Property of a deceased's estate 1934 Bentley 3½-Litre Tourer Coachwork by Lancefield/Corsica Registration no. AXB 2 Chassis no. B39AE Engine no. X4BC
'... the ability to traverse the rapidly crowding roads of Great Britain in less time, and with less, effort were points strong in its favour.' Johnny Green on the 3½-Litre, Bentley, 50 Years of the Marque.
Although Rolls-Royce's acquisition of Bentley Motors in 1931 robbed the latter of its independence, it did at least ensure the survival of the Bentley name. Launched at Ascot in August 1933, the first of the 'Derby Bentleys', as they would come to be known, continued the marque's sporting associations but in a manner even more refined than before. Even W O Bentley himself acknowledged that the 3½-Litre model was the finest ever to bear his name. Based on the contemporary Rolls-Royce 20/25hp, the 3½-Litre Bentley was slightly shorter in the wheelbase and employed a tuned (115bhp) twin-SU-carburettor version of the former's overhead-valve six. Add to this already remarkable package an all-synchromesh four-speed gearbox and servo assisted brakes, and the result was a vehicle offering the driver effortless sports car performance in almost absolute silence. 'The Silent Sports Car', as it was swiftly dubbed, had few peers as a tireless long-distance tourer, combining as it did traditional Rolls-Royce refinement with Bentley performance and handling.
The Derby Bentley was, of course, an exclusively coachbuilt automobile and as befitted its sporting nature was almost always fitted with owner-driver saloon or drophead coupé coachwork, the 'standard' designs being the work of Park Ward. Of the 2,442 examples manufactured (including the subsequent 4¼-Litre model) almost 50% were originally bodied by Park Ward, that offered here being one of them.
The 19th Rolls-Royce-built 'Derby' Bentley to leave the factory, chassis number 'B39AE' was registered as 'AXB 2'on 3rd March 1934 and delivered new to Ernest Leopold Payton, an Austin Motor Company executive, who would go on to own a further three Derby Bentleys. The car was originally bodied by Park Ward as a 'standardised', four-door, four-light saloon. After Mr Peyton, the '3½' was next owned by one H Swann from 30th April 1935. Subsequent owners listed on accompanying paperwork are (in order): Nigel Brooke of Compton Valence, Dorchester (1958/59); Neil Edwards of Chaffcombe, Somerset; Brian Walton of Henley (1959); Paul Foulkes-Halbard of Wannock Polegate, Sussex (to 1985) and Peter Crisp of Witheridge, Devon (1985 onwards). By this time 'AXB 2' had lost its original body and was in rolling chassis form, though it retained its original engine. The Bentley was still in this state when the late owner, VSCC and BDC member Robert Jensen of South Petherton, Somerset, purchased it from Peter Crisp circa 1988.

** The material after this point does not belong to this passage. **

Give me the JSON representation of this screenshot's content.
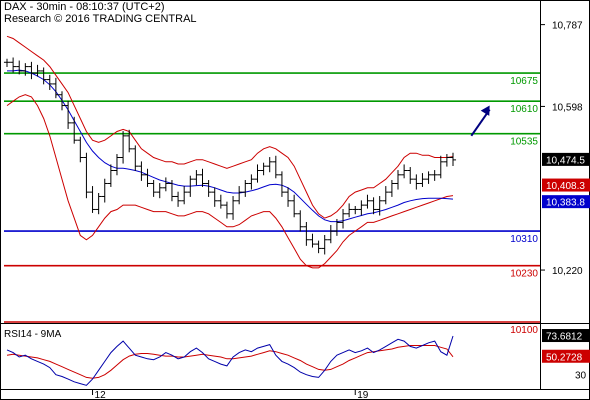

Robert Jensen purchased the current body separately from George K Dodds, apparently at around the same time (see correspondence on file). Built by Lancefield, this coachwork had started out in saloon configuration on the 'W O' Bentley Speed Six, chassis number 'SB2775', originally delivered in 1930 to bandleader Bert Ambrose. It was cut down and modified along more modern lines by Corsica in 1938. Based in North London, Corsica was a relatively small firm that allowed clients considerable freedom in determining their cars' final appearance surely the ultimate in 'bespoke' an approach that endeared it to wealthy sporting motorists. Many years later the Speed Six came back to the UK from the USA where it had been owned by well-known collector, the late Henry Petronis. The new owner wanted to turn the car into a Le Mans Replica so the Corsica body was removed and sold off, eventually passing to Robert Jensen.
It would appear that Robert was in no hurry to start the restoration, as the earliest of the numerous related invoices on file dates from 2007. The accompanying history consists of a 2"-thick ring binder of paperwork and bills, mainly from Vintage and Sports Car Services of Chard, Somerset and other marque specialists including Fiennes Restoration Ltd. Close inspection is essential to fully appreciate the late owner's fastidious, no-expense-spared approach to the rebuild. The most recent bills relate to a gearbox rebuild (2012) and repair of the rear axle pinion assembly (2013). Additional documentation on file includes assorted correspondence; insurance paperwork; current Swansea V5C; and a couple of old MoTs (most recent expired December 2012).
In August 2010 the project was said to be 'nearing completion' and the finished car was later pictured in the BDC Review (August 2011 edition). 'Looks sensational' was how Robert Jensen described the reborn Bentley, and few would disagree. It is a great shame that he did not have longer to enjoy this unique and wonderful car.